Os próximos meses serão cruciais para definir o rumo das relações EUA-China. As próximas reuniões de cimeira, as negociações comerciais e os desenvolvimentos na questão de Taiwan serão indicadores-chave da direção que a relação está a tomar. Os investidores e os governos devem preparar-se para uma maior incerteza e volatilidade nos mercados globais.

Para Portugal e para a Europa, é essencial manter um diálogo aberto com ambas as superpotências. Isto inclui participar ativamente nas negociações comerciais, reforçar as alianças militares e promover a cooperação tecnológica.

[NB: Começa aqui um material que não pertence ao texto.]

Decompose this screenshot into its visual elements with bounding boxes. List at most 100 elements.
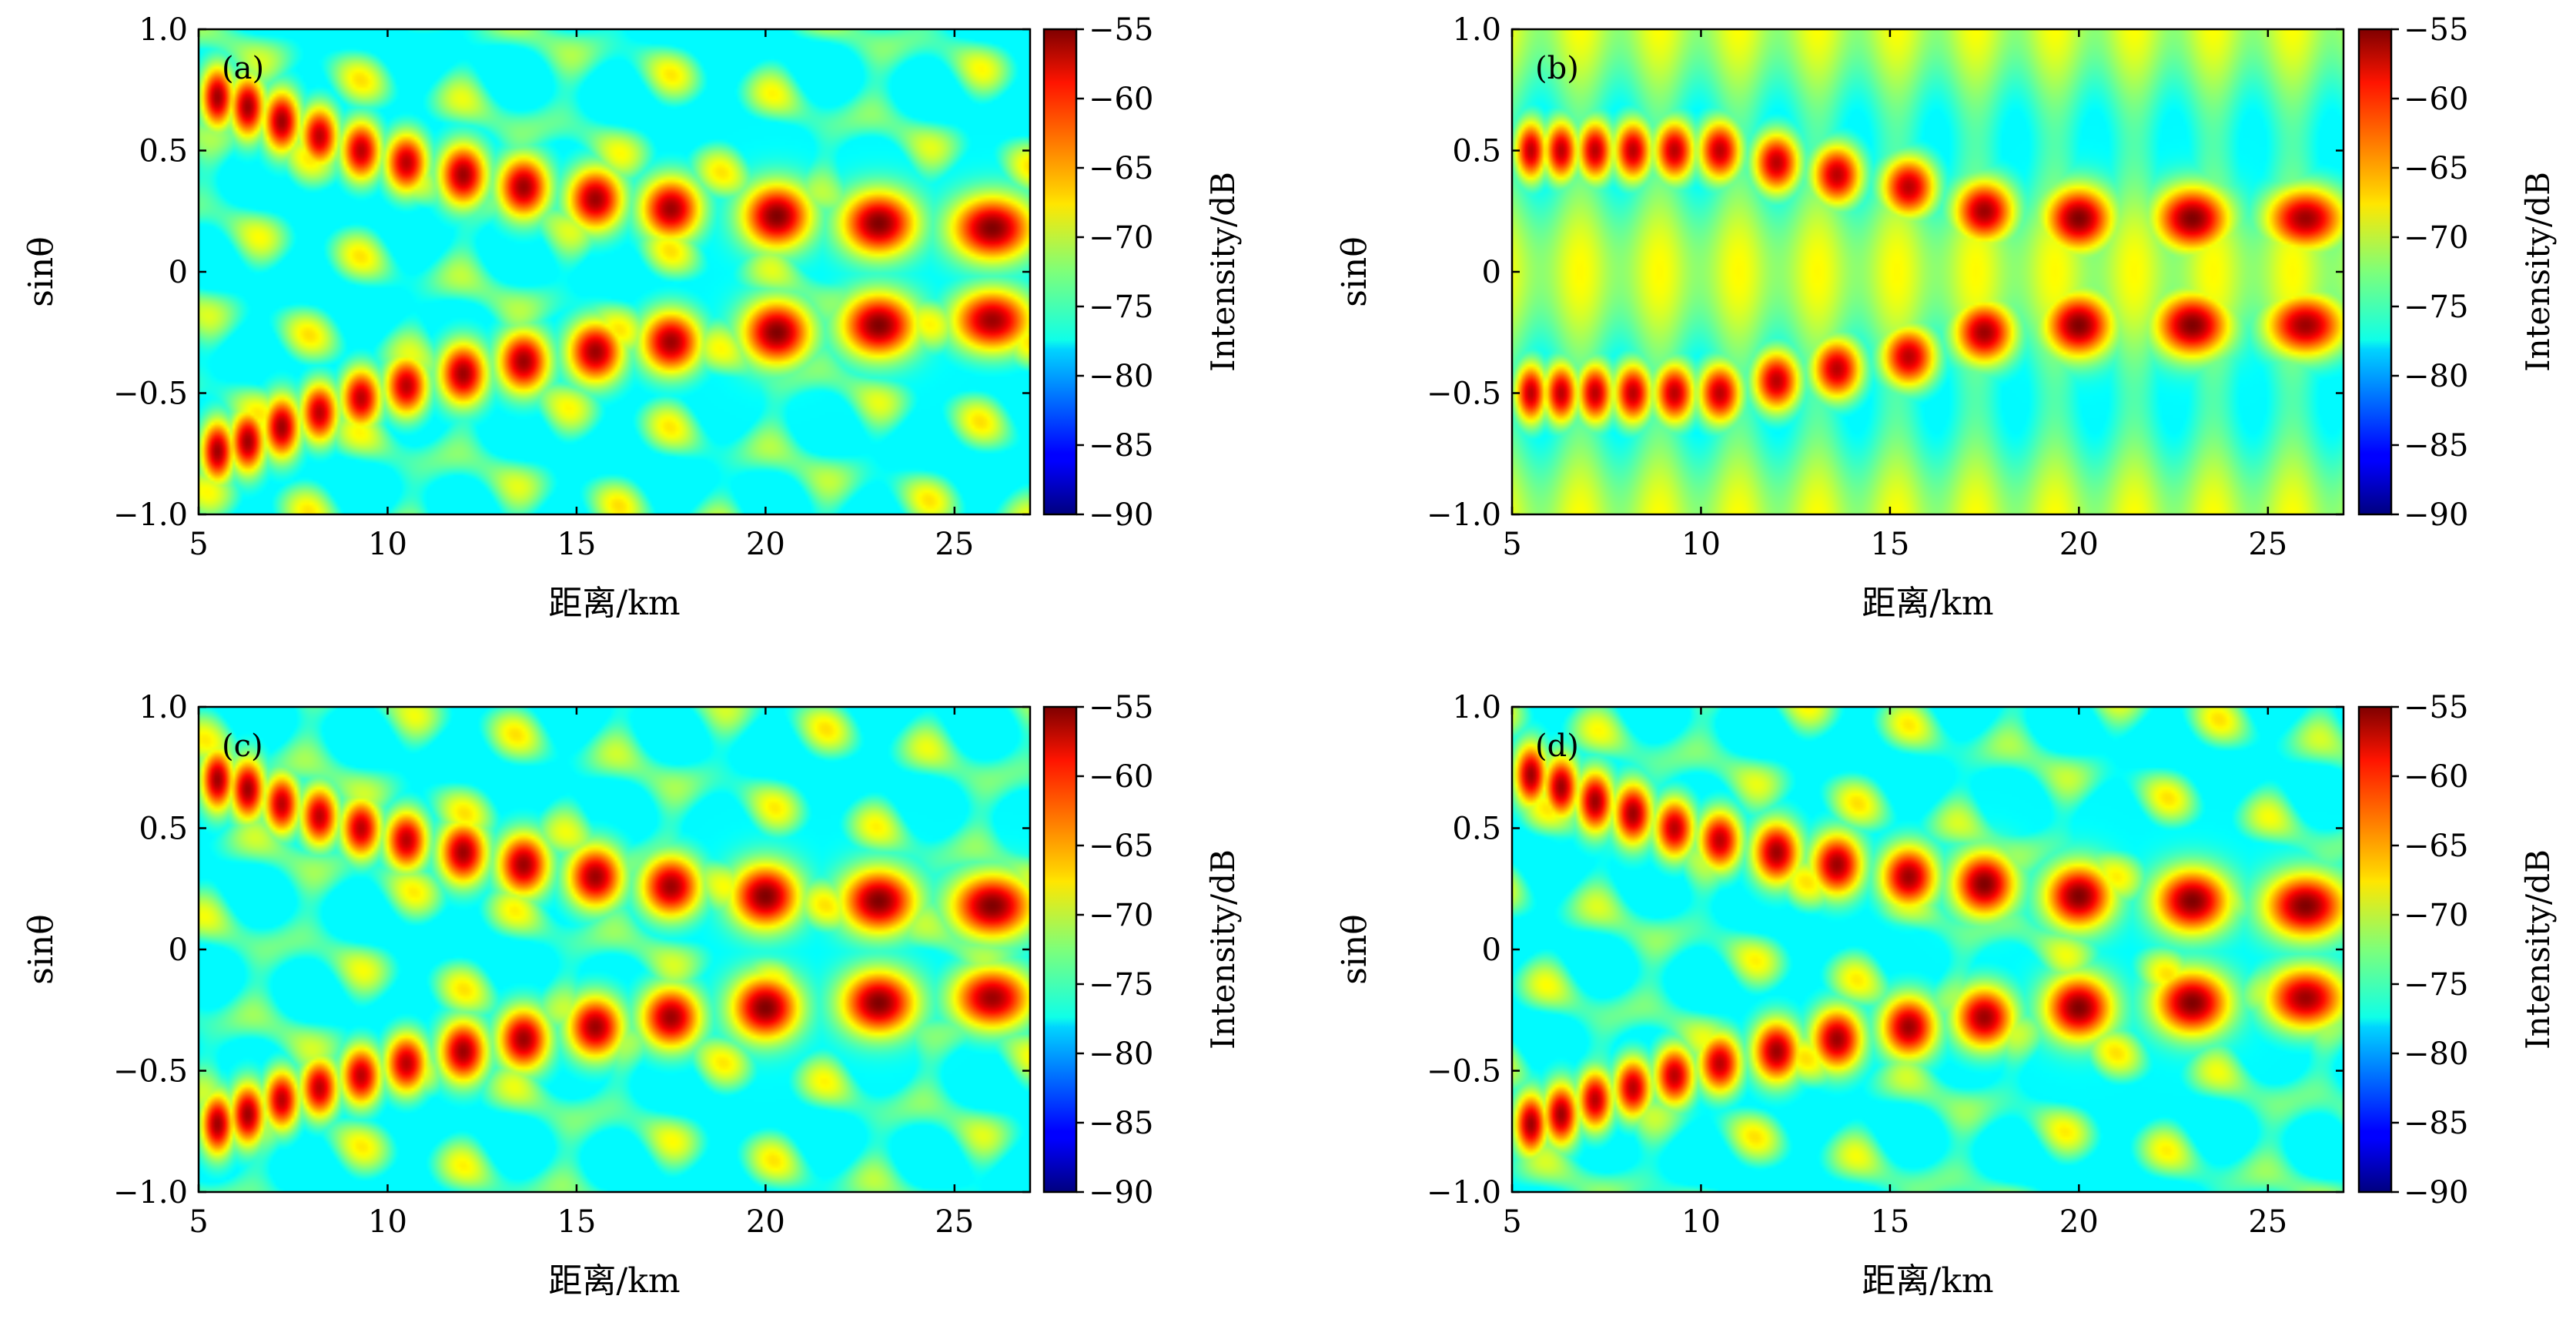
panel-label: (a) [222,51,264,86]
colorbar [1044,707,1076,1192]
x-axis-label: 距离/km [548,1261,680,1301]
x-tick-label: 10 [1681,1204,1721,1240]
y-tick-label: −1.0 [1427,1175,1501,1210]
y-tick-label: 0 [169,933,188,968]
heatmap-field [199,29,1030,514]
x-axis-label: 距离/km [548,584,680,623]
colorbar-tick-label: −80 [2404,1036,2468,1072]
y-tick-label: −0.5 [1427,377,1501,412]
x-tick-label: 5 [1502,527,1521,562]
colorbar-tick-label: −70 [2404,220,2468,256]
colorbar-tick-label: −55 [1089,12,1153,48]
x-tick-label: 5 [189,527,208,562]
colorbar [2359,707,2391,1192]
colorbar-label: Intensity/dB [1204,172,1242,372]
colorbar [1044,29,1076,514]
y-tick-label: 1.0 [139,690,188,725]
y-tick-label: −1.0 [113,1175,188,1210]
x-tick-label: 10 [368,1204,407,1240]
y-tick-label: 1.0 [1452,690,1501,725]
x-tick-label: 5 [1502,1204,1521,1240]
colorbar-frame [1042,28,1078,516]
colorbar-tick-label: −75 [2404,290,2468,325]
panel-a: (a) 5 10 15 20 25 1.0 0.5 0 −0.5 −1.0 距离/km sinθ −55 −… [22,12,1242,623]
colorbar-tick-label: −90 [2404,1175,2468,1210]
x-tick-label: 25 [935,1204,974,1240]
colorbar-tick-label: −85 [1089,1106,1153,1141]
y-tick-label: 0.5 [139,812,188,847]
x-tick-label: 25 [935,527,974,562]
heatmap-field [199,707,1030,1192]
colorbar-tick-label: −75 [1089,967,1153,1003]
x-tick-label: 5 [189,1204,208,1240]
x-tick-label: 15 [557,1204,596,1240]
colorbar-tick-label: −75 [2404,967,2468,1003]
colorbar [2359,29,2391,514]
panel-c: (c) 5 10 15 20 25 1.0 0.5 0 −0.5 −1.0 距离/km sinθ −55 −… [22,690,1242,1301]
colorbar-tick-label: −70 [2404,898,2468,933]
colorbar-tick-label: −75 [1089,290,1153,325]
colorbar-tick-label: −90 [1089,497,1153,533]
panel-label: (d) [1535,728,1579,764]
x-tick-label: 10 [1681,527,1721,562]
colorbar-tick-label: −70 [1089,898,1153,933]
colorbar-tick-label: −90 [2404,497,2468,533]
colorbar-tick-label: −60 [2404,82,2468,117]
colorbar-tick-label: −60 [1089,759,1153,795]
panel-d: (d) 5 10 15 20 25 1.0 0.5 0 −0.5 −1.0 距离/km sinθ −55 −… [1335,690,2557,1301]
colorbar-tick-label: −80 [1089,1036,1153,1072]
x-tick-label: 20 [746,527,785,562]
y-tick-label: −1.0 [113,497,188,533]
x-axis-label: 距离/km [1862,584,1993,623]
heatmap-field [1512,29,2343,514]
y-tick-label: −1.0 [1427,497,1501,533]
colorbar-tick-label: −85 [2404,428,2468,464]
x-tick-label: 25 [2248,527,2287,562]
colorbar-tick-label: −80 [1089,359,1153,394]
colorbar-label: Intensity/dB [2519,172,2557,372]
y-tick-label: 0.5 [1452,812,1501,847]
colorbar-frame [2357,705,2393,1194]
x-tick-label: 15 [557,527,596,562]
x-axis-label: 距离/km [1862,1261,1993,1301]
y-axis-label: sinθ [1335,236,1374,306]
colorbar-tick-label: −55 [2404,690,2468,725]
colorbar-tick-label: −85 [1089,428,1153,464]
colorbar-tick-label: −70 [1089,220,1153,256]
y-tick-label: 0 [1482,933,1501,968]
colorbar-tick-label: −55 [1089,690,1153,725]
colorbar-tick-label: −90 [1089,1175,1153,1210]
colorbar-label: Intensity/dB [1204,849,1242,1050]
colorbar-tick-label: −55 [2404,12,2468,48]
y-tick-label: 0.5 [1452,134,1501,169]
panel-label: (c) [222,728,263,764]
y-axis-label: sinθ [1335,914,1374,984]
x-tick-label: 10 [368,527,407,562]
y-axis-label: sinθ [22,914,61,984]
colorbar-frame [1042,705,1078,1194]
colorbar-tick-label: −65 [1089,829,1153,864]
colorbar-tick-label: −65 [2404,829,2468,864]
x-tick-label: 25 [2248,1204,2287,1240]
colorbar-label: Intensity/dB [2519,849,2557,1050]
colorbar-tick-label: −60 [1089,82,1153,117]
x-tick-label: 20 [2059,1204,2099,1240]
y-tick-label: 0.5 [139,134,188,169]
y-tick-label: 1.0 [1452,12,1501,48]
x-tick-label: 15 [1870,1204,1909,1240]
colorbar-frame [2357,28,2393,516]
y-axis-label: sinθ [22,236,61,306]
x-tick-label: 15 [1870,527,1909,562]
colorbar-tick-label: −80 [2404,359,2468,394]
x-tick-label: 20 [2059,527,2099,562]
y-tick-label: 0 [169,255,188,290]
y-tick-label: 0 [1482,255,1501,290]
panel-b: (b) 5 10 15 20 25 1.0 0.5 0 −0.5 −1.0 距离/km sinθ −55 −… [1335,12,2557,623]
panel-label: (b) [1535,51,1579,86]
y-tick-label: 1.0 [139,12,188,48]
y-tick-label: −0.5 [1427,1054,1501,1090]
heatmap-field [1512,707,2343,1192]
colorbar-tick-label: −60 [2404,759,2468,795]
y-tick-label: −0.5 [113,377,188,412]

A capacidade de navegar nesta nova realidade geopolítica dependerá da agilidade e da visão estratégica dos líderes europeus. O foco deve estar em garantir que os interesses nacionais são protegidos, enquanto se contribui para a estabilidade global.

O prazo para a próxima ronda de negociações comerciais entre Washington e Pequim está agendada para o final do trimestre. Este encontro será um teste direto da vontade política de ambas as partes para evitar a "Armadilha de Tucídides". Os observadores devem acompanhar de perto as declarações oficiais e os movimentos de mercado para avaliar o impacto imediato destas decisões. A história está a ser escrita, e as consequências serão sentidas por gerações.